The oiler plans to return at least 60% of surplus cash flow to shareholders through share buybacks
Chief executive Bernard Looney said in a release it is because of the anticipated delivery of disposal proceeds combined with a “very strong” trading performance in the period.
The oiler has received US$4.7bn (£3.3bn) in the past three months, including US$2.4bn from the sale of a 20% interest in Oman’s Block 61, US$1bn as the final payment from the disposal of BP’s global petrochemicals business to INEOS, US$700mln to offload a 49% interest in a controlled affiliate holding certain refined product and crude logistics assets onshore US and US$400mln from the sale of an interest in software company Palantir.

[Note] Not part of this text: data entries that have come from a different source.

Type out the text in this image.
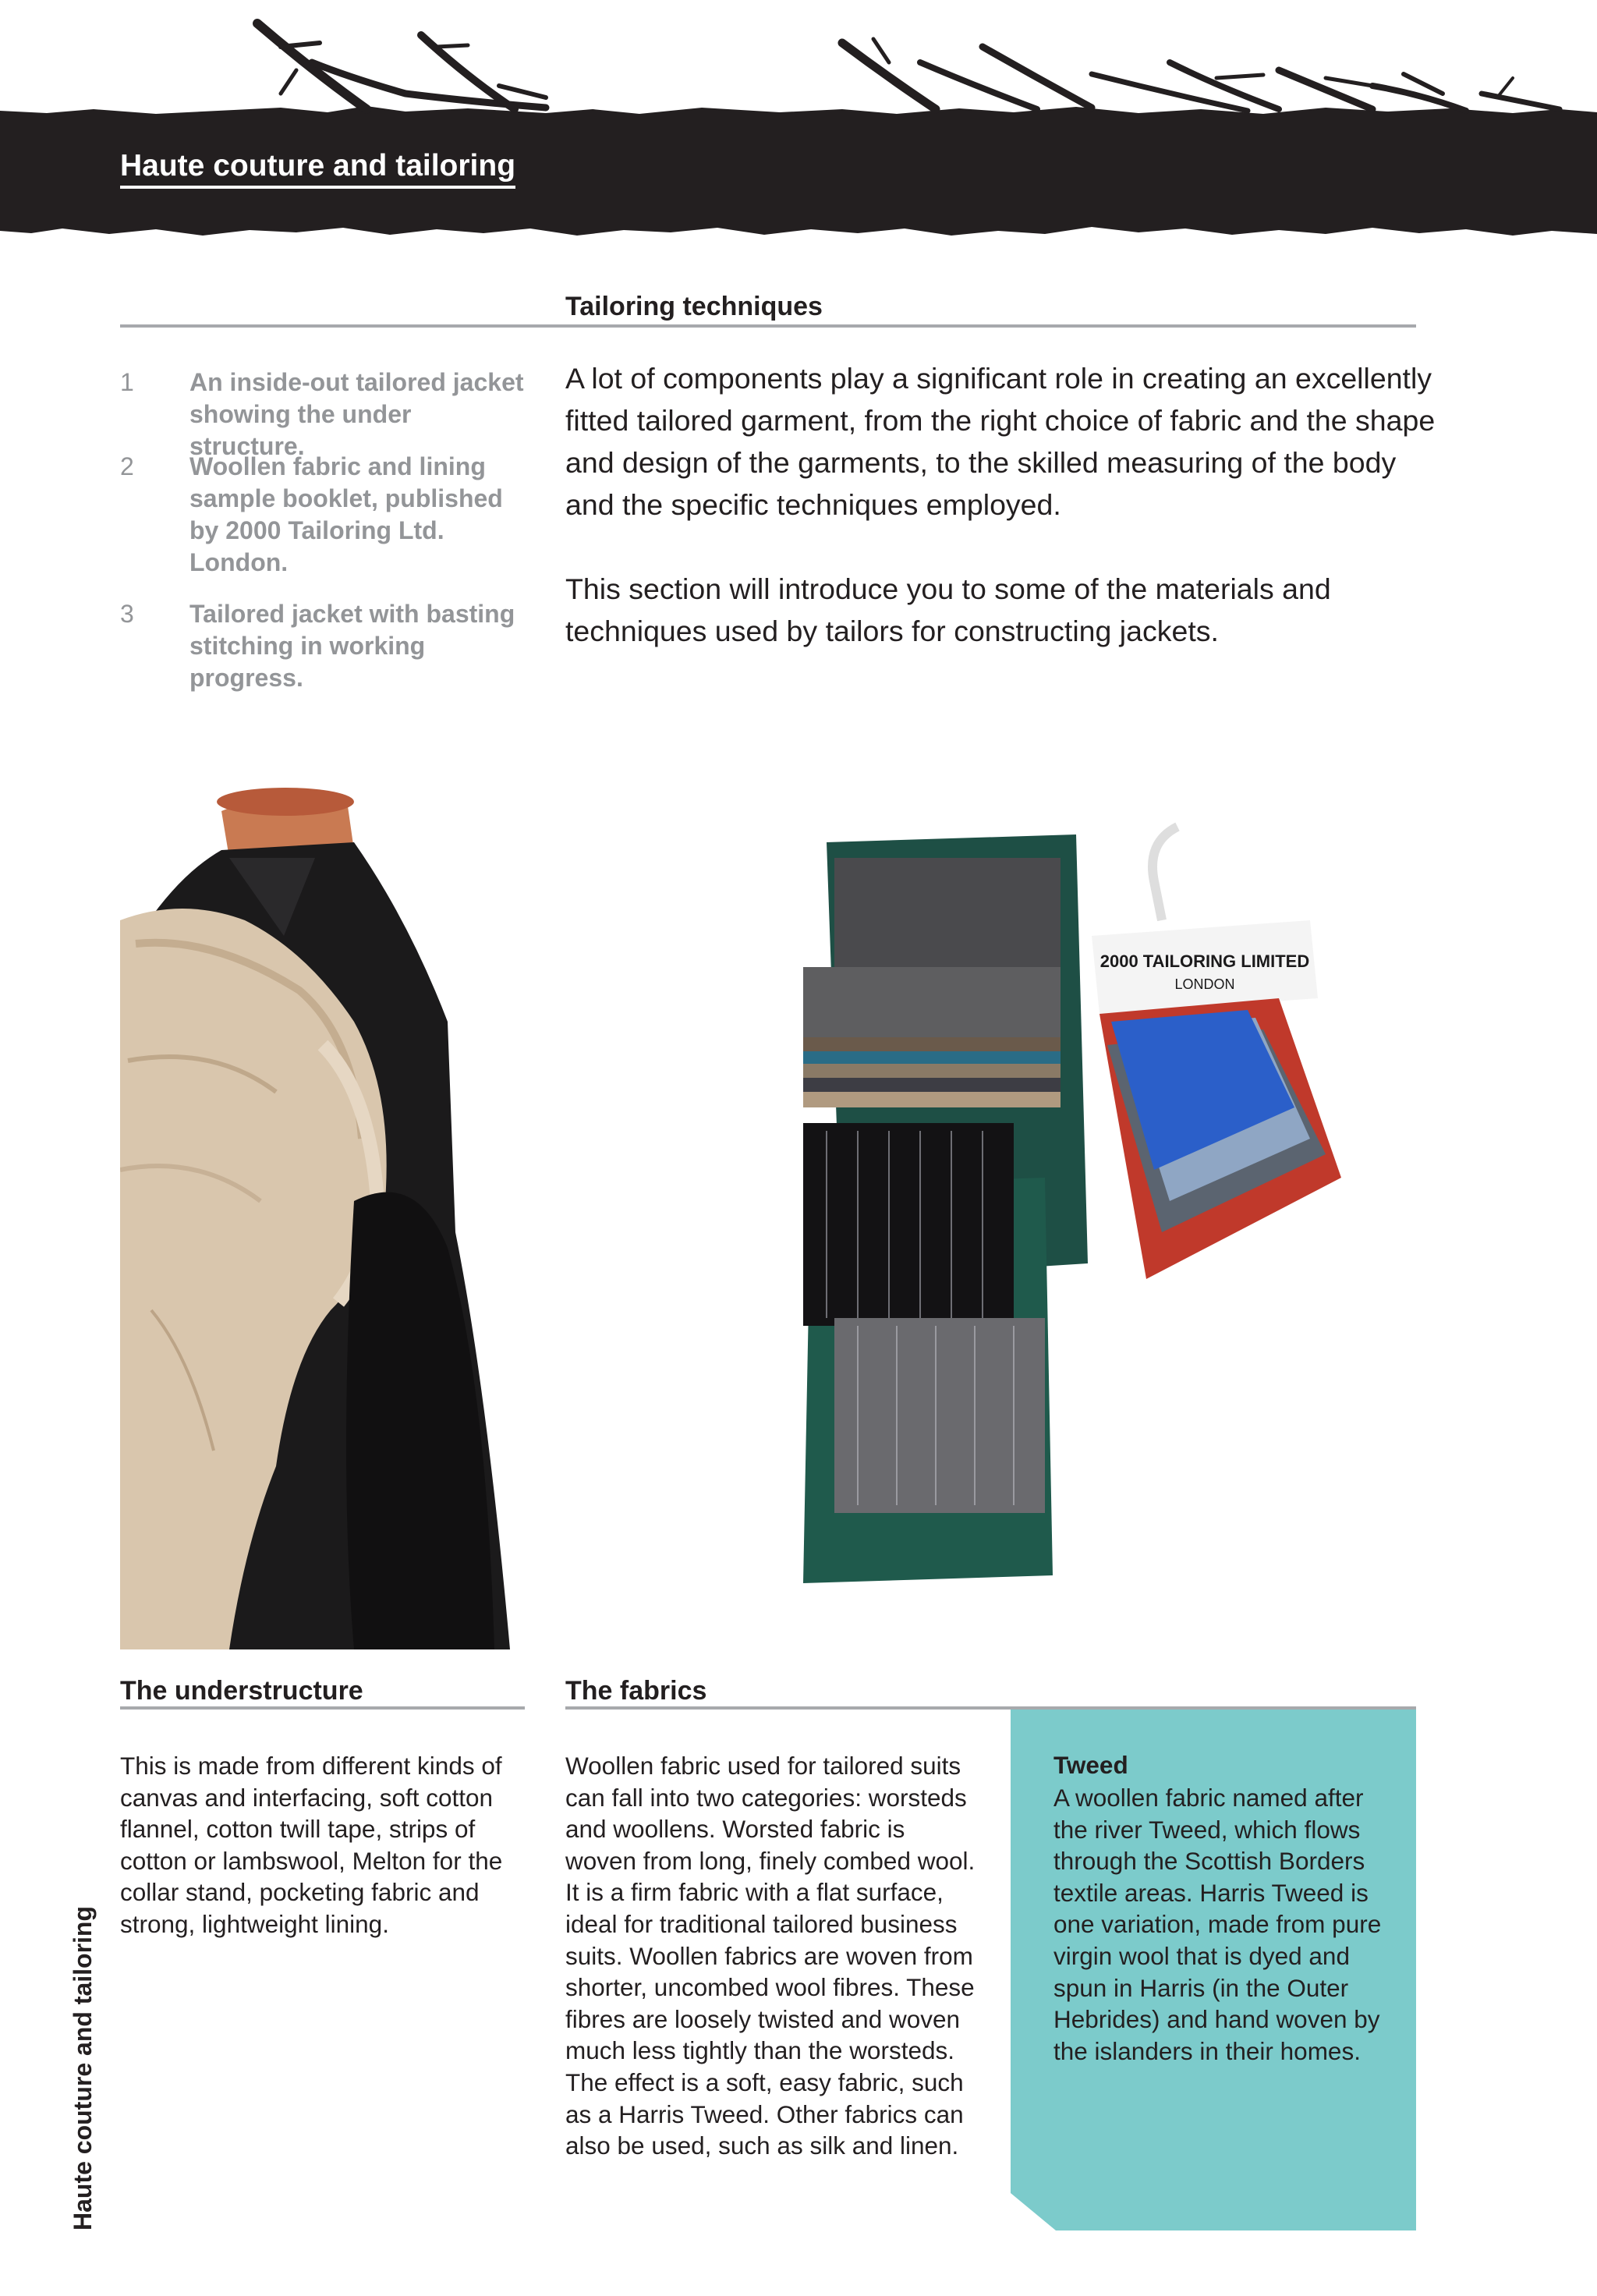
Haute couture and tailoring
Tailoring techniques
1 An inside-out tailored jacket showing the under structure.
2 Woollen fabric and lining sample booklet, published by 2000 Tailoring Ltd. London.
3 Tailored jacket with basting stitching in working progress.

A lot of components play a significant role in creating an excellently fitted tailored garment, from the right choice of fabric and the shape and design of the garments, to the skilled measuring of the body and the specific techniques employed.

This section will introduce you to some of the materials and techniques used by tailors for constructing jackets.

2000 TAILORING LIMITED
LONDON
The understructure
This is made from different kinds of canvas and interfacing, soft cotton flannel, cotton twill tape, strips of cotton or lambswool, Melton for the collar stand, pocketing fabric and strong, lightweight lining.
The fabrics
Woollen fabric used for tailored suits can fall into two categories: worsteds and woollens. Worsted fabric is woven from long, finely combed wool. It is a firm fabric with a flat surface, ideal for traditional tailored business suits. Woollen fabrics are woven from shorter, uncombed wool fibres. These fibres are loosely twisted and woven much less tightly than the worsteds. The effect is a soft, easy fabric, such as a Harris Tweed. Other fabrics can also be used, such as silk and linen.
Tweed
A woollen fabric named after the river Tweed, which flows through the Scottish Borders textile areas. Harris Tweed is one variation, made from pure virgin wool that is dyed and spun in Harris (in the Outer Hebrides) and hand woven by the islanders in their homes.
Haute couture and tailoring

After achieving this goal, the plan is to return at least 60% of surplus cash flow to shareholders through share buybacks.

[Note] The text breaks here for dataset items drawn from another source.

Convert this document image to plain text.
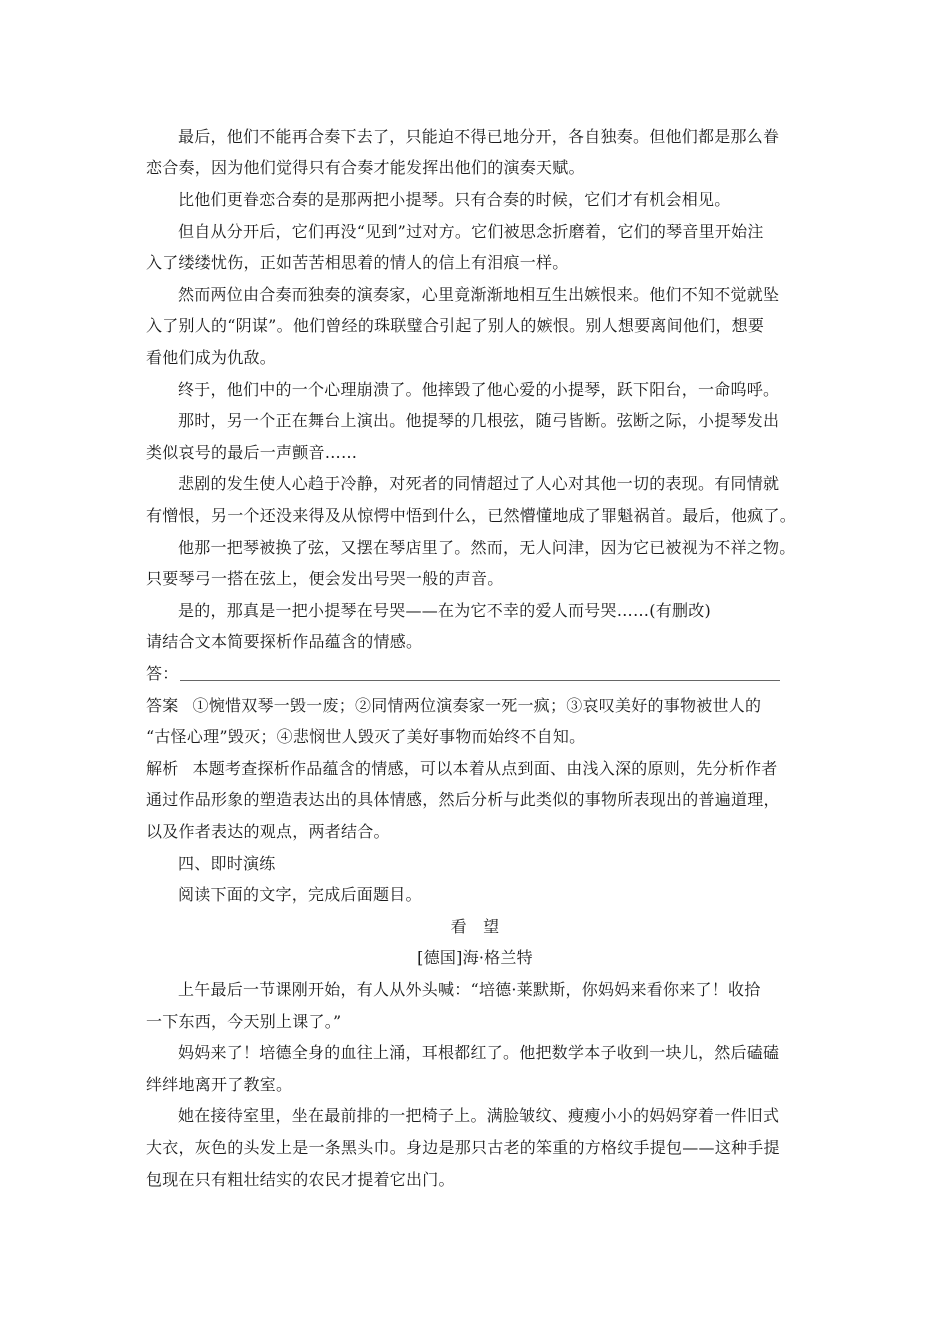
最后，他们不能再合奏下去了，只能迫不得已地分开，各自独奏。但他们都是那么眷
恋合奏，因为他们觉得只有合奏才能发挥出他们的演奏天赋。
比他们更眷恋合奏的是那两把小提琴。只有合奏的时候，它们才有机会相见。
但自从分开后，它们再没“见到”过对方。它们被思念折磨着，它们的琴音里开始注
入了缕缕忧伤，正如苦苦相思着的情人的信上有泪痕一样。
然而两位由合奏而独奏的演奏家，心里竟渐渐地相互生出嫉恨来。他们不知不觉就坠
入了别人的“阴谋”。他们曾经的珠联璧合引起了别人的嫉恨。别人想要离间他们，想要
看他们成为仇敌。
终于，他们中的一个心理崩溃了。他摔毁了他心爱的小提琴，跃下阳台，一命呜呼。
那时，另一个正在舞台上演出。他提琴的几根弦，随弓皆断。弦断之际，小提琴发出
类似哀号的最后一声颤音……
悲剧的发生使人心趋于冷静，对死者的同情超过了人心对其他一切的表现。有同情就
有憎恨，另一个还没来得及从惊愕中悟到什么，已然懵懂地成了罪魁祸首。最后，他疯了。
他那一把琴被换了弦，又摆在琴店里了。然而，无人问津，因为它已被视为不祥之物。
只要琴弓一搭在弦上，便会发出号哭一般的声音。
是的，那真是一把小提琴在号哭——在为它不幸的爱人而号哭……(有删改)
请结合文本简要探析作品蕴含的情感。
答：
答案 ①惋惜双琴一毁一废；②同情两位演奏家一死一疯；③哀叹美好的事物被世人的
“古怪心理”毁灭；④悲悯世人毁灭了美好事物而始终不自知。
解析 本题考查探析作品蕴含的情感，可以本着从点到面、由浅入深的原则，先分析作者
通过作品形象的塑造表达出的具体情感，然后分析与此类似的事物所表现出的普遍道理，
以及作者表达的观点，两者结合。
四、即时演练
阅读下面的文字，完成后面题目。
看　望
[德国]海·格兰特
上午最后一节课刚开始，有人从外头喊：“培德·莱默斯，你妈妈来看你来了！收拾
一下东西，今天别上课了。”
妈妈来了！培德全身的血往上涌，耳根都红了。他把数学本子收到一块儿，然后磕磕
绊绊地离开了教室。
她在接待室里，坐在最前排的一把椅子上。满脸皱纹、瘦瘦小小的妈妈穿着一件旧式
大衣，灰色的头发上是一条黑头巾。身边是那只古老的笨重的方格纹手提包——这种手提
包现在只有粗壮结实的农民才提着它出门。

The FTSE 100 firm now expects disposal proceeds in 2021 to be at the top end of the previously announced US$4‑6bn range.
Its target of US$25bn of disposal proceeds by 2025 is now supported by agreed or completed transactions of around US$14.7bn with around US$10bn received so far.

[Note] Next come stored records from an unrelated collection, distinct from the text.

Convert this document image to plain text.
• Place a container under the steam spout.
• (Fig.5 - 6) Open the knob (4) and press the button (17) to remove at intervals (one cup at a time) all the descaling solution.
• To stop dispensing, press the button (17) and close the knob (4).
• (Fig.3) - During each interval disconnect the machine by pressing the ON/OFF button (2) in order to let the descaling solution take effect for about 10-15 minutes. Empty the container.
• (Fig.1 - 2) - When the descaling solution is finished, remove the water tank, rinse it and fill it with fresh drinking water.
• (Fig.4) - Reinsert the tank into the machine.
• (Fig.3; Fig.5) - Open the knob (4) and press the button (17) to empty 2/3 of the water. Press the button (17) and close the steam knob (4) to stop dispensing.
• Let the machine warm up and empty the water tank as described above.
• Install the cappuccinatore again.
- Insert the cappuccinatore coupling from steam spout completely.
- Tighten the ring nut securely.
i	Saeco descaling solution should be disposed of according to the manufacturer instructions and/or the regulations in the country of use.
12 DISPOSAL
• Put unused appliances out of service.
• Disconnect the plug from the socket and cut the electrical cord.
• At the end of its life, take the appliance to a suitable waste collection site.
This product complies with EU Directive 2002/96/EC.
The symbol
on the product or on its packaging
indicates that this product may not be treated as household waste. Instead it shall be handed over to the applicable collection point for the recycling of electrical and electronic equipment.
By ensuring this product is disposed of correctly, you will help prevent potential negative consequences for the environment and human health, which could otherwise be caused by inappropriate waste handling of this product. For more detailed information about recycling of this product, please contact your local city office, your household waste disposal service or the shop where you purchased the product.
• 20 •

“While the level of buyback will depend on net divestments and underlying free cash flow generation, we estimate that at US$60/barrel oil prices, the company will be buying back around US$2-2.5bn in shares annually, which is around 2.5-3% of the current market cap, and that will be in addition to the 5.5% dividend yield,” analysts at Berenberg commented.
Shares advanced 3% to 299.25p on Tuesday morning.